David,
Here's one source, at
http://www.worldiris.com/public_html/ROOTS_Articles/MHWLloyd2webI think it's interesting how HG was referred to as a "financier".
I think it's equally interesting that the property for Allgates was purchased in 1910, designed in 1911, and opened in 1912.
I think we better look into this Wilson Eyre guy....besides the suspicious name, there is no way this hack Philadelphia architect could have designed Allgates without some help from Stanford White.

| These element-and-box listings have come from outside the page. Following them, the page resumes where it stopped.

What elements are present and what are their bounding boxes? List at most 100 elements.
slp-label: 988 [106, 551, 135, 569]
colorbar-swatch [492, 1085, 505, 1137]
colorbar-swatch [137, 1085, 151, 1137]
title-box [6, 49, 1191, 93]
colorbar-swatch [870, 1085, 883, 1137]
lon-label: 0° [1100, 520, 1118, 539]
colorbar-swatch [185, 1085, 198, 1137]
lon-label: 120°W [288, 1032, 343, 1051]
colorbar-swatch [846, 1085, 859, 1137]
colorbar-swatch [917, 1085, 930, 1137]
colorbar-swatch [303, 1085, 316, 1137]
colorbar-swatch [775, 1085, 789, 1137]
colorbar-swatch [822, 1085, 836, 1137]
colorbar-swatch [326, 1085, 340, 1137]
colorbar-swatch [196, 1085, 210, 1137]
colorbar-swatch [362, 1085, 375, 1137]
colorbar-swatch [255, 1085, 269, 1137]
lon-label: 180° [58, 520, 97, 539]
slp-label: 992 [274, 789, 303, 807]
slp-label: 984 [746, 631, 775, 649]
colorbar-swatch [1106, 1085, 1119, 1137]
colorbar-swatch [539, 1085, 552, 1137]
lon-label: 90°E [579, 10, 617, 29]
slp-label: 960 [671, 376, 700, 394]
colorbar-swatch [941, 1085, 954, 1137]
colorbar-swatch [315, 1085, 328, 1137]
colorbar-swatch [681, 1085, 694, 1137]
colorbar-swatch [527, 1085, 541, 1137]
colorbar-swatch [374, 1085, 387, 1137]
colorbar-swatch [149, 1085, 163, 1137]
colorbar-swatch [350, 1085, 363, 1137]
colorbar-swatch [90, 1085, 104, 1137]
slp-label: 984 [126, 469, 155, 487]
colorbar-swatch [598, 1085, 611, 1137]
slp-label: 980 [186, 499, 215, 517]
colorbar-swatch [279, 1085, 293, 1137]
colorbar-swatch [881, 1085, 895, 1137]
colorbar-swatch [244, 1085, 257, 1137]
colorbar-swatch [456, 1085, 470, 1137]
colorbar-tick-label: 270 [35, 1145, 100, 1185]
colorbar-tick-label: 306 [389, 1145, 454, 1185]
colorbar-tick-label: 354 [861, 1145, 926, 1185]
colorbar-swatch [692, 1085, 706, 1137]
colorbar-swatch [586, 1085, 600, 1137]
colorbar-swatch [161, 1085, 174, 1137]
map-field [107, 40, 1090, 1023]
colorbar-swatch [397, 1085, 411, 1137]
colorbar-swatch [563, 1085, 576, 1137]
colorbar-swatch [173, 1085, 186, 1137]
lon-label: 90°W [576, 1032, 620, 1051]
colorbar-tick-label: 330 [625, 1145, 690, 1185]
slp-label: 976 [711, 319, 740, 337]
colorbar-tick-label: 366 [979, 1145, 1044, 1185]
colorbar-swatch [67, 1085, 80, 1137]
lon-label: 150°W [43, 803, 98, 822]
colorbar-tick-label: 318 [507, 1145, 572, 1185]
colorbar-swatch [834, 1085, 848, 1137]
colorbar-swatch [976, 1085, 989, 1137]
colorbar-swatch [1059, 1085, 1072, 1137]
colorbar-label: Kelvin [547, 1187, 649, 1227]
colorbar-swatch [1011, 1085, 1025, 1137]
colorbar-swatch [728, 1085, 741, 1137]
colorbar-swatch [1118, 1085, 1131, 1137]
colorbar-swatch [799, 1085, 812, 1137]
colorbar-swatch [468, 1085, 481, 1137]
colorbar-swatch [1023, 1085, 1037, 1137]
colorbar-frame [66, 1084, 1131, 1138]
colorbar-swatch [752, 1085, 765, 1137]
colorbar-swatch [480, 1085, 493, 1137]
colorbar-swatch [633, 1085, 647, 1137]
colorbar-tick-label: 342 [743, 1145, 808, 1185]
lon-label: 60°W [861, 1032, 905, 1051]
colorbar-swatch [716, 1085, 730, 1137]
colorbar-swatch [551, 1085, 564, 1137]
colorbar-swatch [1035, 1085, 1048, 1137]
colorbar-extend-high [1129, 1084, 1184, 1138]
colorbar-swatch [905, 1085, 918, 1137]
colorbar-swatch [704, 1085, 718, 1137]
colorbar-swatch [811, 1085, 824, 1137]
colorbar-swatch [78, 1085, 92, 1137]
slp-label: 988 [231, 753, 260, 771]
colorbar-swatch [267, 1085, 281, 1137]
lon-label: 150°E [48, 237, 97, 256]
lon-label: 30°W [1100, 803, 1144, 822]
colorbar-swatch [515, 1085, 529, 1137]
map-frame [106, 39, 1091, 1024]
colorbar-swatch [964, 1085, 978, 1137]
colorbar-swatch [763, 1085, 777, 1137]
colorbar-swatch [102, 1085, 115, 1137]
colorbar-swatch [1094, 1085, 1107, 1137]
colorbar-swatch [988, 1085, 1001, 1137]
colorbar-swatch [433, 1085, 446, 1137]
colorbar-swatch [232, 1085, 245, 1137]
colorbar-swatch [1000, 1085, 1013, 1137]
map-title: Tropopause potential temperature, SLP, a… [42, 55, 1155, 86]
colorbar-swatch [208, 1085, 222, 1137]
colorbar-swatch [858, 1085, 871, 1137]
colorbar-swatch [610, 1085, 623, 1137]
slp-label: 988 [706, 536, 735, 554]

Mary Helen Wingate Lloyd enjoyed her gardens at Allgates, her estate near Philadelphia, and well she might, for it was a lovely place indeed, with the Rose Garden bordered with apricot violas, the sunken Blue Garden with its narrow rill of water, the Frog Terrace with oversized bronze frog sculptures flanking an oblong pool, the Primrose Path leading toward the greenhouse, a sheep meadow in the middle distance through which one walked to the rustic Quarry Garden, fine stone steps and balustrades, and, immense in the landscape, the Iris Bowl, arguably the most famous private American iris garden of its time.
Unlike many gardens of the wealthy in the 'twenties in which the hands of professionals and underlings created venues for al fresco social activities and conspicuous consumption, the formal gardens at Allgates were clearly Mrs. Lloyd's, and, although she certainly employed assistance, her vision of horticultural beauty infused them, and her own hands, holding her own tools with the handles specially painted blue, cultivated her plants. Let us meet her.
In the Bulletin of the Garden Club of America for February, 1936, a special memorial edition devoted to Mrs. Lloyd, we learn that before her marriage to Horatio Gates Lloyd, a financier who would become President of the Commercial Trust Company of Philadelphia, and later a partner in J. P. Morgan and Co., she was Miss Wingate of Brooklyn, a "cosmopolitan" young woman, "active in many organizations allied with painting and horticulture." She "took an active part in the campaign for woman's suffrage and was also interested in the cause of birth control." As a mature woman she was loved for her vitality and charm and respected for her "intellectual curiosity," her "independent spirit," and her love of beautiful things. She collected rare antique horticultural books and studied art. Gardens, books, and painting were her abiding joys.
Mrs. Lloyd's horticultural affiliations were many. Her own garden club was among the founding clubs of the Garden Club of America, an organization created in 1913 to encourage horticultural education and preservation of the nation's natural beauty. This mission she explained eloquently in a 1925 article in Good Housekeeping in which she reminded the reader that "the great wild garden ... our fields and roadsides" must be cherished, for it is "Everybody's Garden." In recognition of her exceptional knowledge of the subject, she served for many years as editor of the Plant Material department of the GCA Bulletin and wrote insightful articles on a variety of genera, including the Iris. She served as a Director of GCA from 1928 to 1933, and rose to First Vice-President, the position she held at her death on September 23, 1934. She was also active in other plant societies, including the Pennsylvania Horticultural Society and the American Iris Society. An organizer and charter member of AIS, Mrs. Lloyd served as a Director from 1921 to 1930.
Allgates itself, located in Haverford, is an estate which in the Lloyd's time extended to approximately seventy-five acres, including a one room schoolhouse and the Frog Tavern, both survivors from the eighteenth century. The house was designed by Wilson Eyre, a noted Philadelphia architect, and was completed in 1912. It is an irregular gabled structure of stucco over stone ranging from one to three stories with sunny gardens descending in generous terraces from the rear. The gardens were redesigned in 1919-20 with the assistance of Horace Wells Sellers, architect, but the planting schemes then, and later, were conceived by Mrs. Lloyd. The several garden areas were exceptionally successfully orchestrated. Formal yet intimate, they were united by a common major axis, repetition of color, water features, and the use of modern figurative sculptures of children at play. Today, Allgates is on the National Register of Historic Places and the estate has recently returned to private ownership after having served as an educational institution for some years.